Ludzkie tragedie, te tylko i
wyłącznie bezosobowe dramaty docierające do nas z ekranu telewizora za
pośrednictwem serwisów informacyjnych są bezczelnie obojętną codziennością. Człowiek instynktownie
już uodparnia się na wieści o nich, i tylko takie namacalne zmysłem słuchu i wzroku świadectwa uświadamiają
mu z czym się wiążą i jak dramatyczne są ich dalsze konsekwencje! To nie jest
typowy film o nieszczęściu i cierpieniu, bowiem nic tu nie jest przerysowane i
naciągane. Wszystko co pojawia się na ekranie jest do bólu autentyczne - od
totalnie sfiksowanej irlandzkiej rodzinki, matki psychotyczki i alkoholiczki, ojca wyrywnego twardziela, ciotki, wujków i kompletnie typowych kuzynów (fajnych chłopaków, wkurwiających ale szczerych w swej prostocie) do prawdziwej, bo cholernie czystej
i trudnej miłości. To jest dramat niepozowany, bez jednej fałszem
rozbrzmiewającej emocjonalnie nuty, który wstrząsa i porusza, ale jest w nim
też normalność, inaczej - ludzie z krwi i kości oraz ich życie absolutnie nie
przekoloryzowane. Aż mnie w gardle ściskało, przeszywało i targało, gdy obserwowałem lęk, panikę i bezradność! Gniew żywy, wściekłość pulsującą, nieznośny ból bycia, po prostu istnienia w formie fizycznie niepełnej! Film Davida Greena jest kinowym wulkanem, w nim wrze i wybucha wyrzucając raz za razem żal, frustrację,
wszystkie złe emocje, obnażając wszelkie toksyczne relacje. Ale w nim także dla zdrowej równowagi, miłość zawstydzająca, głęboko skrywana potrzeba ciepła oraz poczucie humoru, ironia i sarkazm, bez których
codzienność egzystencji tym bardziej nie do zniesienia.
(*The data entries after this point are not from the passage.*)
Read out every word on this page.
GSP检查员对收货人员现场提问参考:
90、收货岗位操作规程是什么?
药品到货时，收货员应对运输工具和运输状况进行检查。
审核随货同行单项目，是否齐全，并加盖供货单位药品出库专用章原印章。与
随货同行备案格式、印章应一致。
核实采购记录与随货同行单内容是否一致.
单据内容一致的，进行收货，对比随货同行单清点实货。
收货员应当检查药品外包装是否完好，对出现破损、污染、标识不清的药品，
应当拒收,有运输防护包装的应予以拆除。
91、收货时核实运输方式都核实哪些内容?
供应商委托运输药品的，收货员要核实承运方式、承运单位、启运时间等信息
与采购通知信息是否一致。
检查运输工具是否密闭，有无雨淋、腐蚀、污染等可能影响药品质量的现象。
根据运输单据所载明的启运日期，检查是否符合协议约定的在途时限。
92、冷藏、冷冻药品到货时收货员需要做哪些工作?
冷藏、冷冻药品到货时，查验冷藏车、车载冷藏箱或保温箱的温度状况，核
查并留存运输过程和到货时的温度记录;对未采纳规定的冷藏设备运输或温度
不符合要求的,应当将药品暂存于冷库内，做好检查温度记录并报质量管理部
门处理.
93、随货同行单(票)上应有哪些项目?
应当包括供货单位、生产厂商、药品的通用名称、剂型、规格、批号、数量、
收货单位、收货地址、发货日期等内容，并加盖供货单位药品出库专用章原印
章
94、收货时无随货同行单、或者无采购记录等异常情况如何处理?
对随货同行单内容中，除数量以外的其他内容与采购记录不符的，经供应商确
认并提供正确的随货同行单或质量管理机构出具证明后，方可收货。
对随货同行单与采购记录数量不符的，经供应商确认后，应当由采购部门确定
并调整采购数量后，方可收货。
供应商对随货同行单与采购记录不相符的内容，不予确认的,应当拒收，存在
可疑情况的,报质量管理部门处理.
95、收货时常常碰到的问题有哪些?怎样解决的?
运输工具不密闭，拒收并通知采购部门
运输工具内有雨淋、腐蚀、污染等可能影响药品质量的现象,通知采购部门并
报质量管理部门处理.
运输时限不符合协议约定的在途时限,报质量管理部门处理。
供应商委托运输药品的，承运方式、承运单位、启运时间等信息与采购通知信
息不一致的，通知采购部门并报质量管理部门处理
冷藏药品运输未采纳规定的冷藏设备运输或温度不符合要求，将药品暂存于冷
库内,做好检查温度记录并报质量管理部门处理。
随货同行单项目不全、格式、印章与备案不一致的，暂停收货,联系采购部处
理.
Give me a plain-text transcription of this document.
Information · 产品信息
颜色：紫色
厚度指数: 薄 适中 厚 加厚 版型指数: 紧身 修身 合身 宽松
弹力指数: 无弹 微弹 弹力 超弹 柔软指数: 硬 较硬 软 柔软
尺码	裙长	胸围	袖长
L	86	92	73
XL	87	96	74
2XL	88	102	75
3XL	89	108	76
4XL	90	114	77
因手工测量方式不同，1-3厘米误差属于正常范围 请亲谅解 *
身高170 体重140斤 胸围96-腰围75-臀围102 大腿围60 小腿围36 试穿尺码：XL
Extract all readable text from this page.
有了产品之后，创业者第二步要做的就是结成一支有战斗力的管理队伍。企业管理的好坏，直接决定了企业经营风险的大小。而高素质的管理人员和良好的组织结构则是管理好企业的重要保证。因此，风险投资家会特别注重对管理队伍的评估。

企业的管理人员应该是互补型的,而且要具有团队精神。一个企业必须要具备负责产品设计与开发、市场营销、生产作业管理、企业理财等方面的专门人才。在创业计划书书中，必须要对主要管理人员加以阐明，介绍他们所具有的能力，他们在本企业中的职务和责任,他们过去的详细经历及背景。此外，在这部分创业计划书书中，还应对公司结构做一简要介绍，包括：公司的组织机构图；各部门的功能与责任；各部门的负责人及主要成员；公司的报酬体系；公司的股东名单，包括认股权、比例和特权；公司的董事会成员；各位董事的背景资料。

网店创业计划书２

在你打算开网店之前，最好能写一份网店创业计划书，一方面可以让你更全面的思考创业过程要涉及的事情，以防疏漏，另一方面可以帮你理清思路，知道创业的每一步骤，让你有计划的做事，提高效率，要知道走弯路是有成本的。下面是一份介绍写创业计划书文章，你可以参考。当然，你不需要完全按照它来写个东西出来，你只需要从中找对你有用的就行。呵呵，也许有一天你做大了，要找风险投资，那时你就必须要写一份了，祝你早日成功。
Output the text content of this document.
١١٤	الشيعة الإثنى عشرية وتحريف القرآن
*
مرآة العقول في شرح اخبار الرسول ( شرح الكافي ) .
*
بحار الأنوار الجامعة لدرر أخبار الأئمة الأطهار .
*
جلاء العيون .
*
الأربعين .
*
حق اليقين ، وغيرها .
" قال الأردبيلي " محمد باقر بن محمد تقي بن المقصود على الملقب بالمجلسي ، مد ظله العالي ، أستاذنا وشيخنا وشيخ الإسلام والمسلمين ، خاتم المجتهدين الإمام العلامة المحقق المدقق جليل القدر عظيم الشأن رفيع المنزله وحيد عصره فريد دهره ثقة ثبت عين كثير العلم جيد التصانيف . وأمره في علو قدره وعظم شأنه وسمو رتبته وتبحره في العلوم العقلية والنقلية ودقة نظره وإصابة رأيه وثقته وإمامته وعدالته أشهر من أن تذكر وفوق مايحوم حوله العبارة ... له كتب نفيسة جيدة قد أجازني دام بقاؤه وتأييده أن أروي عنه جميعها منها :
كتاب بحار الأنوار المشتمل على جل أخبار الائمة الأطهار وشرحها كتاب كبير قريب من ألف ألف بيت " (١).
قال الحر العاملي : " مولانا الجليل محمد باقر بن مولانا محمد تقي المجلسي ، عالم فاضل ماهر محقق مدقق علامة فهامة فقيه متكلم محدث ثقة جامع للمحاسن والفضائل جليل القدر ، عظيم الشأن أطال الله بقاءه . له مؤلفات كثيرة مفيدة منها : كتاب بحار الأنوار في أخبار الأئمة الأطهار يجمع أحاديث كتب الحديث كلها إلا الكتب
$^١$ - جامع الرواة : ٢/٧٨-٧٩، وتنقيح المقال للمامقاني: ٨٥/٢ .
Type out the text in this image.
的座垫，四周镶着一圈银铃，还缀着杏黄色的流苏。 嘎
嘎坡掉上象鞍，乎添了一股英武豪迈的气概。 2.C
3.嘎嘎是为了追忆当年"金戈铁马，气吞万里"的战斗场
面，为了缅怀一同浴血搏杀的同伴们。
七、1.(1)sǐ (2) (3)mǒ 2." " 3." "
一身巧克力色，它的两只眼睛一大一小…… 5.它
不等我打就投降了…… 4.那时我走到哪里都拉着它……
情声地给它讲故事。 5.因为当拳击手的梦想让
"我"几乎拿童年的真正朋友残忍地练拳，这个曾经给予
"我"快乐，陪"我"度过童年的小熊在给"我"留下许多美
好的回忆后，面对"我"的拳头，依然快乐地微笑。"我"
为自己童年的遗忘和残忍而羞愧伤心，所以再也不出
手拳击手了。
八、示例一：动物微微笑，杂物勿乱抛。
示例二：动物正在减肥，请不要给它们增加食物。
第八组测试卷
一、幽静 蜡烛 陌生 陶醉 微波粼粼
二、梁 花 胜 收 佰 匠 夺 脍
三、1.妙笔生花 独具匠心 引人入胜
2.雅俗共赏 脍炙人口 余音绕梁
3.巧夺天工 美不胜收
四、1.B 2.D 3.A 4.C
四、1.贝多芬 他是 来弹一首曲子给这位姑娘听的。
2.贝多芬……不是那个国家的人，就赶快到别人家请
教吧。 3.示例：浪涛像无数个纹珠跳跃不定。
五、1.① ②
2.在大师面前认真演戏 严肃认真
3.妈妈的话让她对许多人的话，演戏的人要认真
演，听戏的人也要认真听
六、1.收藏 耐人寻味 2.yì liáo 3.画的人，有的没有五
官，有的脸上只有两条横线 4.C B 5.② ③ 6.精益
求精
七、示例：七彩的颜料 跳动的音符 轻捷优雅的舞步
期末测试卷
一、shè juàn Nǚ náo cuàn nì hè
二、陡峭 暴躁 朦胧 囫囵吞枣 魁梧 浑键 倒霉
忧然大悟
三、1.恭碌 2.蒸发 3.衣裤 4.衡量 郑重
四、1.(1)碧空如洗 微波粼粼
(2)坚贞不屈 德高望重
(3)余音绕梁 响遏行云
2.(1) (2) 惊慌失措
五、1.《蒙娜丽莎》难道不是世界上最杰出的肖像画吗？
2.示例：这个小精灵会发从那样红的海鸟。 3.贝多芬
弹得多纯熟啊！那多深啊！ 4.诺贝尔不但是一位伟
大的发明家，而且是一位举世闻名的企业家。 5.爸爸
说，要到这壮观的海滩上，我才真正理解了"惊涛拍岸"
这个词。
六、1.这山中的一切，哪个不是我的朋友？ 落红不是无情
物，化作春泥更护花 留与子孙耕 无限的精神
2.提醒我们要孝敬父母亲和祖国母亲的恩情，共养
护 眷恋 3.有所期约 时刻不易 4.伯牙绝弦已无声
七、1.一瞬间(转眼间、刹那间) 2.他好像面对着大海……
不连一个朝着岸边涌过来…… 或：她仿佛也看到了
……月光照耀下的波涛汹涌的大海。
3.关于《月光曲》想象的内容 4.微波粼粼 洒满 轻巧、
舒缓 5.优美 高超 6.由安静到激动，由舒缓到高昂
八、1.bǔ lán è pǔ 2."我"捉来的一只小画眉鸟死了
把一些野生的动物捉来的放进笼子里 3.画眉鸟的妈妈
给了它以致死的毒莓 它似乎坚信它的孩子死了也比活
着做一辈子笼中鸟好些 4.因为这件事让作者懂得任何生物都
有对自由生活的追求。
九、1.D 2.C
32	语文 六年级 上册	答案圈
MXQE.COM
Przyznam, że spodziewałem
się szablonowo amerykańskiej, pełnej drażniącego patosu bajeczki dla hamburgerożerców,
a dostałem niezwykle przekonującą emocjonalnie i złożoną psychologicznie
opowieść nie tylko o sile jednostki, czy w socjologicznym znaczeniu manipulacji ludzkimi emocjami, ale nade wszystko dramat o mocy jaką wykrzesują z siebie
najbliżsi w momentach krytycznych, choć nie są przecież idealni i mają za sobą
w cholerę własnych ostrych zakrętów, wad i słabości. To ambitny i czysty
interpretacyjnie obraz o masie gigantycznych komplikacji, życiu w jednej chwili
zmienionym, nie tylko samego głównego bohatera, ale i najbliższych, ludzi wokół niego, swoje własne istnienie na nowo z obowiązku organizujących. To w najprostszych słowach tak prawdziwa
opowieść, jak tylko prawdziwe i zawikłane może być życie i relacje
międzyludzkie. Natomiast sam Jake Gyllenhaal, to w moim przekonaniu od zawsze
aktor wybitny - czego się aktorsko nie dotknie, robi z tego majstersztyk. Nie
wiem czy to ten warsztat nabyty, talent niewątpliwie wrodzony, czy też
plastyczne rysy twarzy jego najdosadniejszym atutem. Zagrał już tak wiele,
jeszcze z pewnością bogactwo kapitalnych ról i wyzwań zawodowych przed nim. Tu także jako Jeff Bauman bez wahania zasługuje na komplementów zatrzęsienie i w parze z Tatianą Maslany z impetem dotyka najwrażliwszych strun mojej psychiki. Nie
ma też ogólnie słabego punktu w obsadzie, wszyscy bez wyjątku robią wyborną
robotę a reżyserska łapa doskonale ich prowadzi pozwalając wyrwać z postaci
całą psychologiczną złożoność i bulgocące wewnętrzne przeżycia. Te twarze bez makijażu, sztucznej
egzaltowanej maski - ci ludzie bez gładkiego szlifu, szorstcy w obyciu i piękni
w swej pełnej autentyzmu istocie. Oni tylko i aż są, i to wystarcza! Mnie wystarcza bezdyskusyjnie! Przyznaję z pokorą, że spora to dla mnie tegoroczna filmowa
niespodzianka, tytuł który zdecydowanie zasługuje na wyróżnienie i mam pewność,
że w sezonie oscarowym na czerwonym dywanie zaistnieje. Ma po temu wszelkie atrybuty.